I have listened and read with care the various government briefings on the COVID 19 crisis including reading in full the latest 50-page guidance. I am somewhat dismayed at the lack of attention being given within it to the issue of mental health.

Apart from all those vulnerable people suffering with mental health issues prior to the pandemic we are without doubt going to witness growing needs arising from the impact of COVID.

The extended family are often the first called upon by those who suffer. No guidance is given to that group of people which includes, Parents, Grandparents, Uncles, Aunts, Brothers, Sisters. Any or all of whom can be called upon to help. For example, what should they do, if they happen not to be in the same household and are needed?
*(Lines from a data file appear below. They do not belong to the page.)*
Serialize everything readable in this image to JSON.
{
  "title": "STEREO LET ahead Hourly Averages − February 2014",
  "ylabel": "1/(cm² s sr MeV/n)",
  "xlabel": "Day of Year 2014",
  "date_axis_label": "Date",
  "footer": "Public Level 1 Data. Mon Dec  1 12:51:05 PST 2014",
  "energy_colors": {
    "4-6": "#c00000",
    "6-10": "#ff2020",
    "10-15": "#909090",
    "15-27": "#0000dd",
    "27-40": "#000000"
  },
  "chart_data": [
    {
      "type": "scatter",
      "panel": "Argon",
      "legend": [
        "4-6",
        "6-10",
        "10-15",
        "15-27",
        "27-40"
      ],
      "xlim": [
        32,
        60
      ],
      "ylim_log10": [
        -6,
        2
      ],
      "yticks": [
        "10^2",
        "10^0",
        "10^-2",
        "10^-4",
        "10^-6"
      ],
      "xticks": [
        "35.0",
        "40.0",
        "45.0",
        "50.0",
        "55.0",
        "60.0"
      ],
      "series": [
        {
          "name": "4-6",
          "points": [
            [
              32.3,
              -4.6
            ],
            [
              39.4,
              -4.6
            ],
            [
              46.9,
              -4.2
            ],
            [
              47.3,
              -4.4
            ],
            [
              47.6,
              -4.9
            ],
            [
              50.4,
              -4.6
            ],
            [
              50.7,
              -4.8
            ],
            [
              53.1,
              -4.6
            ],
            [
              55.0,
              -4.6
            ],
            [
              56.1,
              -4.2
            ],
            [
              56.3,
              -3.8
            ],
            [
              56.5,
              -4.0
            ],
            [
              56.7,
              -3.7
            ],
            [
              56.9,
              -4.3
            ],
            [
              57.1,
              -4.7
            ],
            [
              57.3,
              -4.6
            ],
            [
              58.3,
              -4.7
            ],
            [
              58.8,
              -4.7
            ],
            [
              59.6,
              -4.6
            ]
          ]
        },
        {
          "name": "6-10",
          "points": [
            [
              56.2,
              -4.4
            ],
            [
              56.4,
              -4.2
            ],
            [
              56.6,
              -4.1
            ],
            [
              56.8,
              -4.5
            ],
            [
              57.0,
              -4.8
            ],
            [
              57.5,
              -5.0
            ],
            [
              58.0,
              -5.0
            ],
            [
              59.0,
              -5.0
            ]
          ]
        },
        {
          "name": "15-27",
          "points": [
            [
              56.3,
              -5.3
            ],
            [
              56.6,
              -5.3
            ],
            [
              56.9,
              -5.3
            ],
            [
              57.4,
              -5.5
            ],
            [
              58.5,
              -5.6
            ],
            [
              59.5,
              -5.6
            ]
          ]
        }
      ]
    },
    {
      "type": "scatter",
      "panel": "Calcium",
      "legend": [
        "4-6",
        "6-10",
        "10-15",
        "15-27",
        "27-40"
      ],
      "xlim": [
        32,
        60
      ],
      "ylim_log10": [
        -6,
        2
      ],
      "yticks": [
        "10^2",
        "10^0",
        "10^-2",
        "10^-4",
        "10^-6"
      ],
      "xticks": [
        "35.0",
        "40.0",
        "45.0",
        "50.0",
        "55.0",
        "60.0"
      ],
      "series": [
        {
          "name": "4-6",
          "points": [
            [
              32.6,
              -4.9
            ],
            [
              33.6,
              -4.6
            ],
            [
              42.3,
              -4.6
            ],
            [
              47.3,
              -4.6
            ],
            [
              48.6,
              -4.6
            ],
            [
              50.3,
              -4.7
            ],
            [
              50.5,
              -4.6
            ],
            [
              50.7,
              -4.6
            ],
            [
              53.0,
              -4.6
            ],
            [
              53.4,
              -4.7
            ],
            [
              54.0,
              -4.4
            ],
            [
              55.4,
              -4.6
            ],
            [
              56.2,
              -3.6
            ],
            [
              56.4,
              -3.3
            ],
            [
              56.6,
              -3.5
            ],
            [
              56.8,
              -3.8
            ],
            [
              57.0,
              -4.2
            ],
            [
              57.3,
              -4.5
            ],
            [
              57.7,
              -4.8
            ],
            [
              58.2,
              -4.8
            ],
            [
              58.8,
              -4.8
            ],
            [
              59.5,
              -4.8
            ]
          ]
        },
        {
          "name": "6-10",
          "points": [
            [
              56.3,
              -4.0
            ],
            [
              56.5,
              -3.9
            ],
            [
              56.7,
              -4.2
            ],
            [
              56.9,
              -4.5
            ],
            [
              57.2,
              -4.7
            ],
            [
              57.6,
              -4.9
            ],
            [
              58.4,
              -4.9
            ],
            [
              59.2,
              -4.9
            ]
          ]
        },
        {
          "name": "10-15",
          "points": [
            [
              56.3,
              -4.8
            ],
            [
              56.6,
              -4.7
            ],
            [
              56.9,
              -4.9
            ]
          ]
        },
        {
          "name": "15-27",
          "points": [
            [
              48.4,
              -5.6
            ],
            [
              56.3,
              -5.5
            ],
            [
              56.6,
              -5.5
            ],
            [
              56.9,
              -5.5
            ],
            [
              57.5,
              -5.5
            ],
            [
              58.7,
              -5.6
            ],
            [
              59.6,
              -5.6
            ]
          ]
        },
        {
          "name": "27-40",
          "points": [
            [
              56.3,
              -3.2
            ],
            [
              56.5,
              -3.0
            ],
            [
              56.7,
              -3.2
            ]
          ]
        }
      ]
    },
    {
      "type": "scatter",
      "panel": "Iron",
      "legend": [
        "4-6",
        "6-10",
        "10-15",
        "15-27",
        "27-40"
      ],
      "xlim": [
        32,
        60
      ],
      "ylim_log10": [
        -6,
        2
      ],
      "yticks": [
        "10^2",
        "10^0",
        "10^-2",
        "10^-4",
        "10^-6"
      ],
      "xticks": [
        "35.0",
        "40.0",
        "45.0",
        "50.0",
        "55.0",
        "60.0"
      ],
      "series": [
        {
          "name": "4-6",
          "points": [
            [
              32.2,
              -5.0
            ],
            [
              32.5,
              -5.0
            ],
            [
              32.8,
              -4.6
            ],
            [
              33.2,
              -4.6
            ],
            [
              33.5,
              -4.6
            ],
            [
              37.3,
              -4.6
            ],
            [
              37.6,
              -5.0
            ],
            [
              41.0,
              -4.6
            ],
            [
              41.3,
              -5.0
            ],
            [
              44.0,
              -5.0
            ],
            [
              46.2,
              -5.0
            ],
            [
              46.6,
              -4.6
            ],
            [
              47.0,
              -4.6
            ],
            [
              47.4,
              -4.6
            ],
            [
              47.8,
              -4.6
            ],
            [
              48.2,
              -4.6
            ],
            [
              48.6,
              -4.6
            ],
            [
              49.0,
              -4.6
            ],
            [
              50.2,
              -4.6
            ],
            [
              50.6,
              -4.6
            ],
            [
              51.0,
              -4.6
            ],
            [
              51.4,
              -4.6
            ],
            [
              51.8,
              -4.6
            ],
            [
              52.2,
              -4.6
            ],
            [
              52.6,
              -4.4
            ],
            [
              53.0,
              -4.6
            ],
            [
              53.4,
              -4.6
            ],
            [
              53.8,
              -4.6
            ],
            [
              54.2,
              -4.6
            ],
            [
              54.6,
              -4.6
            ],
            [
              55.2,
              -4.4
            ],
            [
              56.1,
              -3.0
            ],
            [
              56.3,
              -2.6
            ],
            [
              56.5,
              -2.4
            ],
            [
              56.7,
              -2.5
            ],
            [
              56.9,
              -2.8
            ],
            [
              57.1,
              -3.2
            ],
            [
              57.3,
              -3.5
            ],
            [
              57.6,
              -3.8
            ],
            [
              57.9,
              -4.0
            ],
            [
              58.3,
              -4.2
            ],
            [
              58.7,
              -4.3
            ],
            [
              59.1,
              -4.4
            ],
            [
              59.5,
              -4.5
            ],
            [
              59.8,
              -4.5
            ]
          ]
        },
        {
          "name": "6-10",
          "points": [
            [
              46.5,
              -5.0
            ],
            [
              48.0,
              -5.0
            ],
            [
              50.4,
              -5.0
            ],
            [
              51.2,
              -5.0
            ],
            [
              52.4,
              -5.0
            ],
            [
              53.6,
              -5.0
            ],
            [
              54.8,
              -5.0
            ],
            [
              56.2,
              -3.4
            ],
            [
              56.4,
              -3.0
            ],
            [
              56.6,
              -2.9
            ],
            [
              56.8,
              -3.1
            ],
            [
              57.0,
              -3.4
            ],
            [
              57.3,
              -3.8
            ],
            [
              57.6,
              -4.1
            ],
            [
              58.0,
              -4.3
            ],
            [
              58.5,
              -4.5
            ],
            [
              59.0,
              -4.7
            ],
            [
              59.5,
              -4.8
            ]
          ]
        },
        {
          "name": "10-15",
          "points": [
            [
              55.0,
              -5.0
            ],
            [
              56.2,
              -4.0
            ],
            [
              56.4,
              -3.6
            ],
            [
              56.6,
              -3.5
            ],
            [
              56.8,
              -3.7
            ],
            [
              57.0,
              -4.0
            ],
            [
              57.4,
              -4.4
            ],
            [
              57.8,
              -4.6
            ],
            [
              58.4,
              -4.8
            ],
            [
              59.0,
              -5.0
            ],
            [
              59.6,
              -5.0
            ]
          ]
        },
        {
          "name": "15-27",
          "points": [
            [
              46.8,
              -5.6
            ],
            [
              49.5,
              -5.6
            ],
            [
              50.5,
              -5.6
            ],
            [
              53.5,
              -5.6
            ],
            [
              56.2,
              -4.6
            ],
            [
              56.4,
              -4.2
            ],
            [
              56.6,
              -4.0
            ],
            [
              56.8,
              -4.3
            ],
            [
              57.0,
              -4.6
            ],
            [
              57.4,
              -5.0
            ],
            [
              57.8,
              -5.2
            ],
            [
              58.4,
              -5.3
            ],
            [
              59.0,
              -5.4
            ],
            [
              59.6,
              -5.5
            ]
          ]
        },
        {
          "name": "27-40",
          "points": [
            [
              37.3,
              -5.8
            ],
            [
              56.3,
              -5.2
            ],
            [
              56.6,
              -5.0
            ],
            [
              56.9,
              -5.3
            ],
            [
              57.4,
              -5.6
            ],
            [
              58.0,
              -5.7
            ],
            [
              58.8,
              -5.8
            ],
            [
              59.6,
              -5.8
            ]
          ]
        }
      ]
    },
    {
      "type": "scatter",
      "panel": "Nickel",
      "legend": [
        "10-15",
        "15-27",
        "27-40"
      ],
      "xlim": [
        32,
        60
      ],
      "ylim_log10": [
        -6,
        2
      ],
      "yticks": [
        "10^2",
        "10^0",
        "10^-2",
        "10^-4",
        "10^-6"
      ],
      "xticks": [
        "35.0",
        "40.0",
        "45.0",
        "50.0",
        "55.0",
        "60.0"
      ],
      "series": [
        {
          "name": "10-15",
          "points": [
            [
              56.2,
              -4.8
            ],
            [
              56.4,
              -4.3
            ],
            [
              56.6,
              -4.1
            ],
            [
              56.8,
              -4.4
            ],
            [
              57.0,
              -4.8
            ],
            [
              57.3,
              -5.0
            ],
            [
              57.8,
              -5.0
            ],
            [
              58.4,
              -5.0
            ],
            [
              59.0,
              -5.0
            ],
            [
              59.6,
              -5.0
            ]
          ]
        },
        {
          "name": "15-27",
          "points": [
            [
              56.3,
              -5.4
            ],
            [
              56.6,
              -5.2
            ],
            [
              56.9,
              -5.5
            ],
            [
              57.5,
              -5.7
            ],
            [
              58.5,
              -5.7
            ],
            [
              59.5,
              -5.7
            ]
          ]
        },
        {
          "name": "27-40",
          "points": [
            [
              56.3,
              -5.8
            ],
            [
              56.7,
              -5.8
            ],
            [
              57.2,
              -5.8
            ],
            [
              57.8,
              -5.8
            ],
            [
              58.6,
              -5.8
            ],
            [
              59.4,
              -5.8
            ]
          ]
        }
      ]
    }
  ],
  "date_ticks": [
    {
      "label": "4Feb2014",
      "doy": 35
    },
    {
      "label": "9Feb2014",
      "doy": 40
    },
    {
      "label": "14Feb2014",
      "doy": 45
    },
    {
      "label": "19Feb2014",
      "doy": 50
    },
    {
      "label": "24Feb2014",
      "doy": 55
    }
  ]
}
The guidance and briefings have been silent on what assistance is being given, and importantly will continue to be forthcoming to the mental health charities such as Dorset Mind who are doing sterling work in exceptional circumstances.

There are no bandages or sticking plasters that one can apply when dealing with mental health issues.

Those who suffer and those who care for them should not be overlooked in the guidance, briefings, or in the distribution of resources. Mental health should not be swept under the carpet and forgotten.

My fear is that the crisis that the nation faced in the provision of mental health services prior to the COVID outbreak is going to be exacerbated.